The inside was not too much warmer than the outside, but Morgan took the cue and took off his jacket, shaking the snow off at the door.
“Sure you are,” said Oehlert. He stowed his H&K MP7 submachine gun in the armory and locked it with a key that he put back in his jeans pocket. “Well, welcome, I suppose. I got stuck with the task of showing you around. I may not sound very enthusiastic, which is because I’m not. But it beats the whole lot of nothing that most of us get to do on this ship.”
“You miss dry land?”
“Just every goddamn minute,” said Oehlert, holding on against the tilting of the vessel. Morgan didn’t and stumbled against the wall. “Because there is not one where this bathtub is not swaying like it’s at a Phil Collins concert.”

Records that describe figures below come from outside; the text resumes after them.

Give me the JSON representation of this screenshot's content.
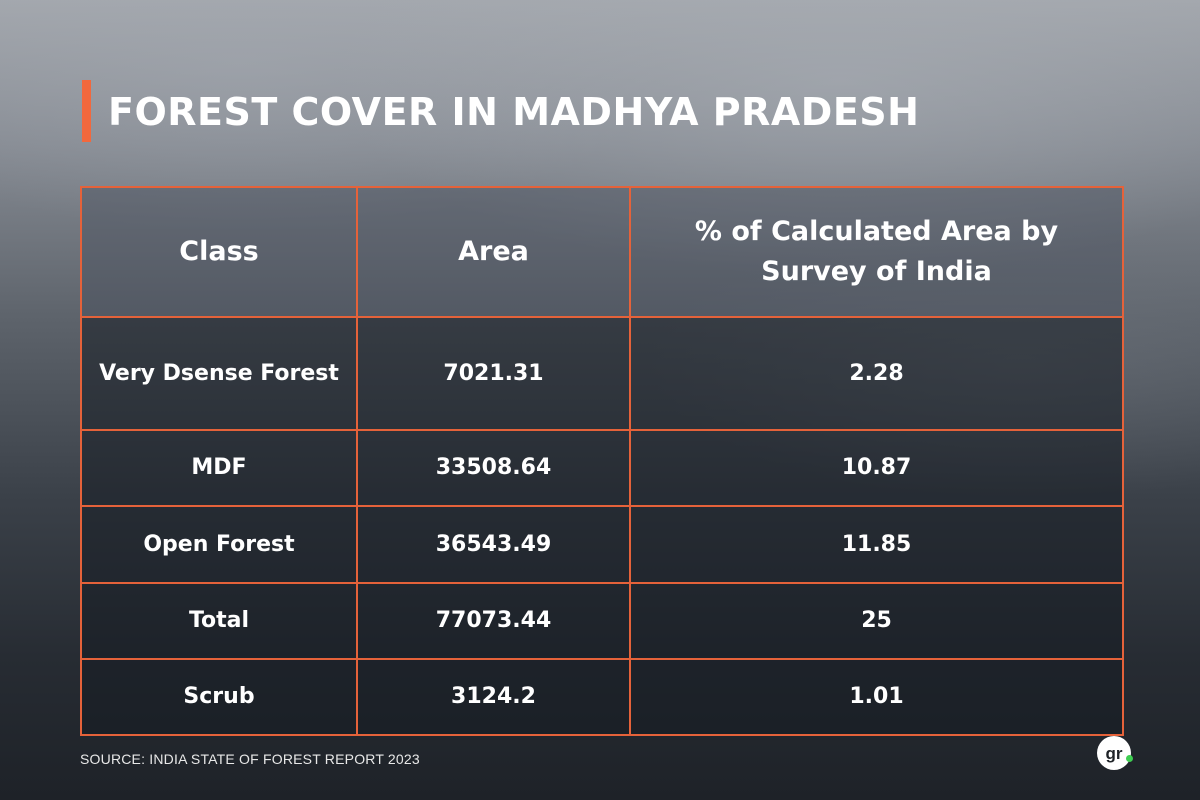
{
  "header": {
    "title": "FOREST COVER IN MADHYA PRADESH",
    "accent_color": "#f2683d"
  },
  "table": {
    "border_color": "#e5623a",
    "columns": [
      "Class",
      "Area",
      "% of Calculated Area by Survey of India"
    ],
    "rows": [
      {
        "class": "Very Dsense Forest",
        "area": "7021.31",
        "percent": "2.28"
      },
      {
        "class": "MDF",
        "area": "33508.64",
        "percent": "10.87"
      },
      {
        "class": "Open Forest",
        "area": "36543.49",
        "percent": "11.85"
      },
      {
        "class": "Total",
        "area": "77073.44",
        "percent": "25"
      },
      {
        "class": "Scrub",
        "area": "3124.2",
        "percent": "1.01"
      }
    ]
  },
  "footer": {
    "source": "SOURCE: INDIA STATE OF FOREST REPORT 2023",
    "logo_text": "gr",
    "logo_dot_color": "#3fce52"
  }
}
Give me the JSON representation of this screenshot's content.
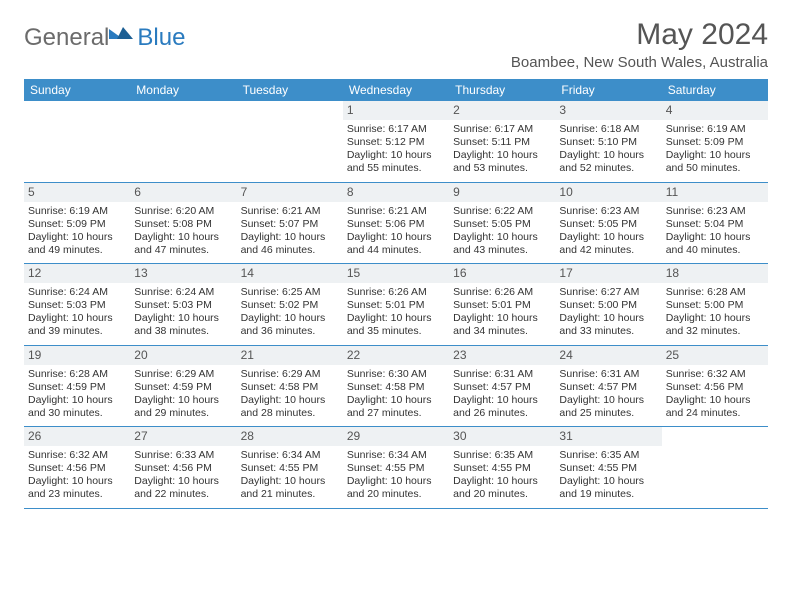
{
  "brand": {
    "part1": "General",
    "part2": "Blue"
  },
  "title": "May 2024",
  "location": "Boambee, New South Wales, Australia",
  "colors": {
    "header_bg": "#3d8ec9",
    "daynum_bg": "#eef1f3",
    "rule": "#3d8ec9",
    "text": "#333333",
    "muted": "#555555",
    "brand_gray": "#6b6b6b",
    "brand_blue": "#2a7bbf"
  },
  "day_names": [
    "Sunday",
    "Monday",
    "Tuesday",
    "Wednesday",
    "Thursday",
    "Friday",
    "Saturday"
  ],
  "weeks": [
    [
      null,
      null,
      null,
      {
        "n": 1,
        "rise": "6:17 AM",
        "set": "5:12 PM",
        "day": "10 hours and 55 minutes."
      },
      {
        "n": 2,
        "rise": "6:17 AM",
        "set": "5:11 PM",
        "day": "10 hours and 53 minutes."
      },
      {
        "n": 3,
        "rise": "6:18 AM",
        "set": "5:10 PM",
        "day": "10 hours and 52 minutes."
      },
      {
        "n": 4,
        "rise": "6:19 AM",
        "set": "5:09 PM",
        "day": "10 hours and 50 minutes."
      }
    ],
    [
      {
        "n": 5,
        "rise": "6:19 AM",
        "set": "5:09 PM",
        "day": "10 hours and 49 minutes."
      },
      {
        "n": 6,
        "rise": "6:20 AM",
        "set": "5:08 PM",
        "day": "10 hours and 47 minutes."
      },
      {
        "n": 7,
        "rise": "6:21 AM",
        "set": "5:07 PM",
        "day": "10 hours and 46 minutes."
      },
      {
        "n": 8,
        "rise": "6:21 AM",
        "set": "5:06 PM",
        "day": "10 hours and 44 minutes."
      },
      {
        "n": 9,
        "rise": "6:22 AM",
        "set": "5:05 PM",
        "day": "10 hours and 43 minutes."
      },
      {
        "n": 10,
        "rise": "6:23 AM",
        "set": "5:05 PM",
        "day": "10 hours and 42 minutes."
      },
      {
        "n": 11,
        "rise": "6:23 AM",
        "set": "5:04 PM",
        "day": "10 hours and 40 minutes."
      }
    ],
    [
      {
        "n": 12,
        "rise": "6:24 AM",
        "set": "5:03 PM",
        "day": "10 hours and 39 minutes."
      },
      {
        "n": 13,
        "rise": "6:24 AM",
        "set": "5:03 PM",
        "day": "10 hours and 38 minutes."
      },
      {
        "n": 14,
        "rise": "6:25 AM",
        "set": "5:02 PM",
        "day": "10 hours and 36 minutes."
      },
      {
        "n": 15,
        "rise": "6:26 AM",
        "set": "5:01 PM",
        "day": "10 hours and 35 minutes."
      },
      {
        "n": 16,
        "rise": "6:26 AM",
        "set": "5:01 PM",
        "day": "10 hours and 34 minutes."
      },
      {
        "n": 17,
        "rise": "6:27 AM",
        "set": "5:00 PM",
        "day": "10 hours and 33 minutes."
      },
      {
        "n": 18,
        "rise": "6:28 AM",
        "set": "5:00 PM",
        "day": "10 hours and 32 minutes."
      }
    ],
    [
      {
        "n": 19,
        "rise": "6:28 AM",
        "set": "4:59 PM",
        "day": "10 hours and 30 minutes."
      },
      {
        "n": 20,
        "rise": "6:29 AM",
        "set": "4:59 PM",
        "day": "10 hours and 29 minutes."
      },
      {
        "n": 21,
        "rise": "6:29 AM",
        "set": "4:58 PM",
        "day": "10 hours and 28 minutes."
      },
      {
        "n": 22,
        "rise": "6:30 AM",
        "set": "4:58 PM",
        "day": "10 hours and 27 minutes."
      },
      {
        "n": 23,
        "rise": "6:31 AM",
        "set": "4:57 PM",
        "day": "10 hours and 26 minutes."
      },
      {
        "n": 24,
        "rise": "6:31 AM",
        "set": "4:57 PM",
        "day": "10 hours and 25 minutes."
      },
      {
        "n": 25,
        "rise": "6:32 AM",
        "set": "4:56 PM",
        "day": "10 hours and 24 minutes."
      }
    ],
    [
      {
        "n": 26,
        "rise": "6:32 AM",
        "set": "4:56 PM",
        "day": "10 hours and 23 minutes."
      },
      {
        "n": 27,
        "rise": "6:33 AM",
        "set": "4:56 PM",
        "day": "10 hours and 22 minutes."
      },
      {
        "n": 28,
        "rise": "6:34 AM",
        "set": "4:55 PM",
        "day": "10 hours and 21 minutes."
      },
      {
        "n": 29,
        "rise": "6:34 AM",
        "set": "4:55 PM",
        "day": "10 hours and 20 minutes."
      },
      {
        "n": 30,
        "rise": "6:35 AM",
        "set": "4:55 PM",
        "day": "10 hours and 20 minutes."
      },
      {
        "n": 31,
        "rise": "6:35 AM",
        "set": "4:55 PM",
        "day": "10 hours and 19 minutes."
      },
      null
    ]
  ],
  "labels": {
    "sunrise": "Sunrise:",
    "sunset": "Sunset:",
    "daylight": "Daylight:"
  }
}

“Oil tanker, huh,” said Morgan, regaining his footing. “I expected a military ship.”
“Everyone expects a military ship for a clandestine operation,” said Oehlert. “Which is exactly why this is not one.”
“Clever,” said Morgan.
“Would you like a tour of the facilities? Of course you would. Why would you be here otherwise? Come on, I’ll show you your bunk first. Give you a chance to drop off your stuff.”
Oehlert led Morgan through a bulkhead and down a long alleyway. “We have a chronic excess of vacancies up here, because as you might imagine, we’re a skeleton crew.” He stopped and opened a steel door with a creak. “The upshot is you get your own room.”